The Miracle
6.7
The Miracle

Album de Queen (1989)

Trois ans s'écoulent après la sortie de "A Kind of Magic", le groupe a achevé la brève mais importante tournée "Magic Tour" et chacun s'est attaché à ses projets solo. Freddie Mercury vient d'enregistrer avec Montserat Caballe un album opera/pop comprenant le célèbre Barcelona qui sera utilisé en 1992 pour les Jeux Olympiques de Barcelone, Roger Taylor se produit avec The Cross et tout cela conforte certaines rumeurs de séparation imminente. Il n'en est pourtant rien puisque 1989 arrivé, Queen sort un album, et ce, curieusement, sous l'impulsion de John Deacon le bassiste taciturne. Il porte le titre "The Miracle", ce sous entend qu'il en a fallu un pour pouvoir le sortir et, chose nouvelle, toutes les chansons sont signées Queen et non plus du nom du membre auteur. Il y a sans doute des raisons financières à tout ça mais si on en croit l'atroce couverture (qui fait un peu peur), il s'agit aussi d'une volonté d'unité au sein du groupe.

Après ces 3 ans de silence Queen revient au crépuscule des années 80 et s'apprête à attaquer la décénie suivante. Le monstre à 4 têtes aborde donc ce tournant avec un esprit annoncé d'unité, ce qui apparaît dés le premier morceau de l'album.
"Party" constitue l'introduction de "The Miracle", il s'agit d'un bref morceau à la vocation festive assumée (c'est une peu le titre non ?). Il serait issu des premières sessions jam du groupe alors qu'ils commencèrent l'élaboration de l'album. Si cette chanson ne restera sans doute pas dans les mémoires comme le plus abouti des titres de Queen, il dégage néanmoins une atmosphère dynamique et remplit avec son rôle d'ouverture des hostilités.
"Kashoggi's Ship" s'enchaîne directement à la fin du morceau précédent dont le thème est très voisin. Le titre fait référence au milliardaire Kashoggi qui possèdait à l'époque l'un des plus grand yacht privés du monde sur lequel se déroulaient d'éxubérantes fêtes. Freddie Mercury y apparaît cabotin et arrogant, comme nous ne l'avions plus vu depuis un moment. Encore une fois, il ne s'agit pas d'un des morceaux les plus aboutis du groupe, couplé avec "Party", il achève cette entrée en matière d'une façon qui nous laissera plus perplexes que vraiment emballés.

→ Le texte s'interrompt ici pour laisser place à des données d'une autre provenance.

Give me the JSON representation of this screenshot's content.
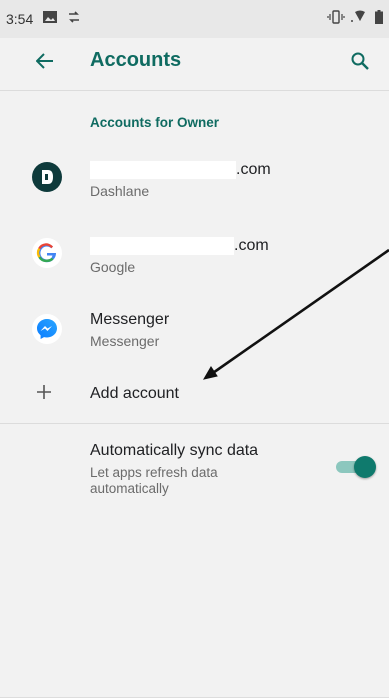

"The Miracle" est donc le morceau titre de l'album, la chanson s'ouvre sur des pizzicattos puis sur le piano de Freddy Mercury dans une intro qui n'est pas sans nous rappeler "Killer Queen" ou certains morceaux de la même époque. Des nappes de synthé viennent se joindre à la mélodie, de façon pas forcément très justifée si ce n'est pour donner au morceau une atmosphère que nous qualifierons d'éthérée pour être généreux. Les paroles quant à elles sont relativement naïves, pleines de bons sentiments d'accord, mais à la limite du ridicule vers la fin. Vouloir que tous les hommes soient tous amis n'est pas une mauvaise idée en soi mais vouloir en faire un hymne est peut-être un rien niais, non ? L'image de Queen bravache et égoïste a toujours été plus convaincante que ses tentatives idéalistes et utopiques. Reste un clip amusant où les membres du groupes sont imités par de très convaincants enfants de 10 ou 12 ans.
"I Want it All" ouvre enfin les hostilités, nous en sommes déjà à la 4eme chanson, il était temps. Queen renoue ici avec le rock et les thématiques nettement plus individualistes qui lui vont si bien. Les riffs de Brian May sont acérés et Freddie Mercury retrouve son mordant. (bon, je ne voulais pas utiliser cette expression qui va lancer des blagues sur sa dentition légendaire) Il s'agit bien là d'un morceau purement rock, percussif, hargneux au possible et impeccable. Le solo et le break sont particulièrement efficaces et donnent un peu envie de faire du head-bang comme "Bohemian Rhapsody" (surtout si on l'écoute dans la voiture). Le morceau est supporté par un clip sobre, oui, en noir et blanc, faisant entrer la chanson parmi les classiques du groupe. Seul regret, on ne saura jamais ce que cette chanson aurait donné en concert, elle était pourtant taillée pour.
"The Miracle" commence donc à se montrer plus intéressant, "I Want it All" est une excellente surprise et c'est pourquoi c'est avec impatience que nous attendrons le morceau suivant.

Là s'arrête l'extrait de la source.